Kosovo, Serbian presidents hold first meeting in Brussels
|Publisher||Radio Free Europe/Radio Liberty|
|Publication Date||6 February 2013|
|Cite as||Radio Free Europe/Radio Liberty, Kosovo, Serbian presidents hold first meeting in Brussels, 6 February 2013, available at: http://www.refworld.org/docid/512235c2c.html [accessed 26 May 2016]|
Last updated (GMT/UTC): 06.02.2013 19:02
Kosovo's Atifete Jahjaga (left) and Serbia's Tomislav Nikolic are holding their first meeting under EU auspices.
BRUSSELS – The Serbian and Kosovar presidents have held their first meeting since Kosovo declared independence from Serbia in 2008.
The meeting between Kosovo's President Atifete Jahjaga and her Serbian counterpart, Tomislav Nikolic, took place in Brussels, under the mediation of the European Union.
The two leaders met separately with EU foreign-policy chief Catherine Ashton before all three held a joint meeting.
The talks aimed to ease tensions stemming from Kosovo's secession from Serbia.

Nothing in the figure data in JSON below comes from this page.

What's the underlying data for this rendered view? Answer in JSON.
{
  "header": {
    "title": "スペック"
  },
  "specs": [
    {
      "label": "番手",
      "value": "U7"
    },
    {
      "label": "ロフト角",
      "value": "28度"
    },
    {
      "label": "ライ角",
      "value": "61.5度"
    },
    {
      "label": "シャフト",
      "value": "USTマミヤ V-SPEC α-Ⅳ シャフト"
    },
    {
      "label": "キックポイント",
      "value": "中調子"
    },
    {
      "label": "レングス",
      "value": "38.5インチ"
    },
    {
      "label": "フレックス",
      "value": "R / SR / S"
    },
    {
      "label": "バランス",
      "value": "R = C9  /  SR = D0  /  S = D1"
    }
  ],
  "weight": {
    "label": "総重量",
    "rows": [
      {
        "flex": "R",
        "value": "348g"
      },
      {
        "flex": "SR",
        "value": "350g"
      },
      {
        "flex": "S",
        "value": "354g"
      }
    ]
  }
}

Ashton said after three hours of meetings the two leaders, who as presidents of their respective countries both hold largely ceremonial posts, vowed to continue discussions.

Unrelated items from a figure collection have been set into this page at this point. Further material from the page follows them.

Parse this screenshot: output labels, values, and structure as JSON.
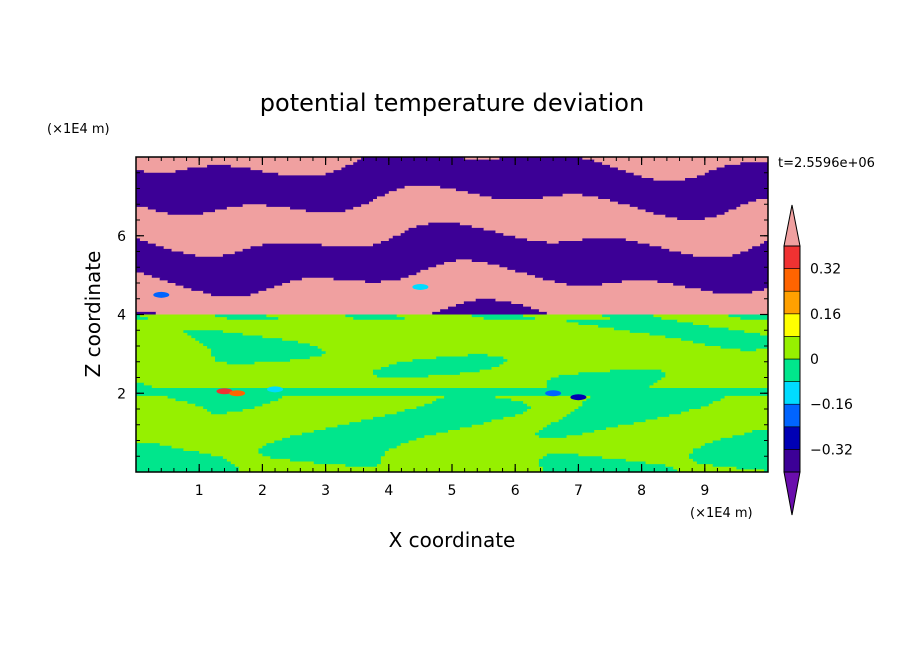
{
  "chart_data": {
    "type": "heatmap",
    "title": "potential temperature deviation",
    "xlabel": "X coordinate",
    "ylabel": "Z coordinate",
    "x_unit": "(×1E4 m)",
    "y_unit": "(×1E4 m)",
    "time_label": "t=2.5596e+06",
    "xlim": [
      0,
      10
    ],
    "ylim": [
      0,
      8
    ],
    "x_ticks": [
      1,
      2,
      3,
      4,
      5,
      6,
      7,
      8,
      9
    ],
    "y_ticks": [
      2,
      4,
      6
    ],
    "colorbar": {
      "levels": [
        -0.4,
        -0.32,
        -0.24,
        -0.16,
        -0.08,
        0,
        0.08,
        0.16,
        0.24,
        0.32,
        0.4
      ],
      "tick_labels": [
        "0.32",
        "0.16",
        "0",
        "−0.16",
        "−0.32"
      ],
      "tick_values": [
        0.32,
        0.16,
        0,
        -0.16,
        -0.32
      ],
      "colors": [
        "#6a0dad",
        "#3c0096",
        "#0000b4",
        "#0064ff",
        "#00dcff",
        "#00e68c",
        "#96f000",
        "#ffff00",
        "#ffa000",
        "#ff6400",
        "#f03232",
        "#f0a0a0"
      ],
      "extend": "both"
    },
    "regions": [
      {
        "z_range": [
          0,
          1.0
        ],
        "dominant": [
          -0.08,
          0.08
        ],
        "pattern": "mixed green with eddies"
      },
      {
        "z_range": [
          1.0,
          2.0
        ],
        "dominant": [
          0,
          0.08
        ],
        "pattern": "mostly light green with green eddies"
      },
      {
        "z_range": [
          2.0,
          2.1
        ],
        "dominant": [
          -0.08,
          0
        ],
        "pattern": "thin band with red and blue spots near x=1.5"
      },
      {
        "z_range": [
          2.1,
          4.0
        ],
        "dominant": [
          0,
          0.08
        ],
        "pattern": "light green with green patches"
      },
      {
        "z_range": [
          4.0,
          8.0
        ],
        "dominant": [
          -0.4,
          0.4
        ],
        "pattern": "alternating purple and pink stripes"
      }
    ]
  }
}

"Both President Nikolic and President Jahjaga have assured me of their continued support and commitment to the dialogue and their respective European agendas," Ashton said.
"I reaffirmed the European perspective for both Serbia and Kosovo and encouraged both sides to continue with the efforts that needed for further progress towards the European Union, along the lines we set out in the December 2012 conclusions of the Council of the European Union."

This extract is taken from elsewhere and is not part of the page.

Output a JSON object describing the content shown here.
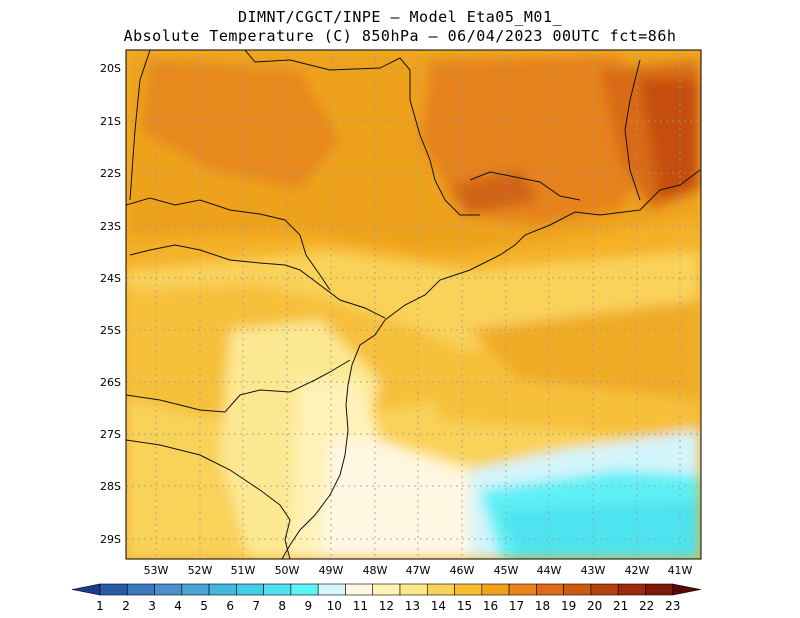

Ashton said discussions focused on the situation in northern Kosovo, populated mainly by ethnic Serbs. "We are now tackling the issue of northern Kosovo and the coming weeks will be critical," she said.
The prime ministers of Serbia and Kosovo, Ivica Dacic and Hashim Thaci, respectively, have met several times, most recently in October 2012, for negotiations also sponsored by the EU.
After the meeting, Nikolic urged Kosovo to drop its claim to independence.
"For the start it was good, we have opened the talks ... it's better to talk longer and to somehow come to a solution but, if Pristina's position stays firm and unchanged that they are an independent state, which, let's say, is not recognized by the UN, then we will hardly reach an agreement."
Jahjaga, however, said Belgrade needed to move on.
"Unfortunately he remained [in the realm of] radical nationalist options that have caused a lot of damage and a lot of consequences, not only to my country but to the entire region," Jahjaga said.
"And I expect from the Serbian people to enjoy the positive changes and the spirit of the cooperation and the spirit of the good neighborhood relations. This age is the age of integration. The time of the hegemony has already passed. It is a time when we have to look on the process of integration towards the EU and the EU-Atlantic processes."
Serbia, backed by ally Russia, continues to reject Kosovo's independence.
But Belgrade has agreed to an EU-brokered dialogue with Kosovo's ethnic Albanian leadership, aimed at normalizing relations, in order to advance Serbia's bid to join the EU.
In an interview with RFE/RL ahead of the meeting, Jahjaga expressed hope the meeting would contribute to better relations between Serbs and Kosovars.
Most member states of the EU are among some 100 countries that have recognized Kosovo's independence.
Serbia lost control of Kosovo in the 1999 NATO air war.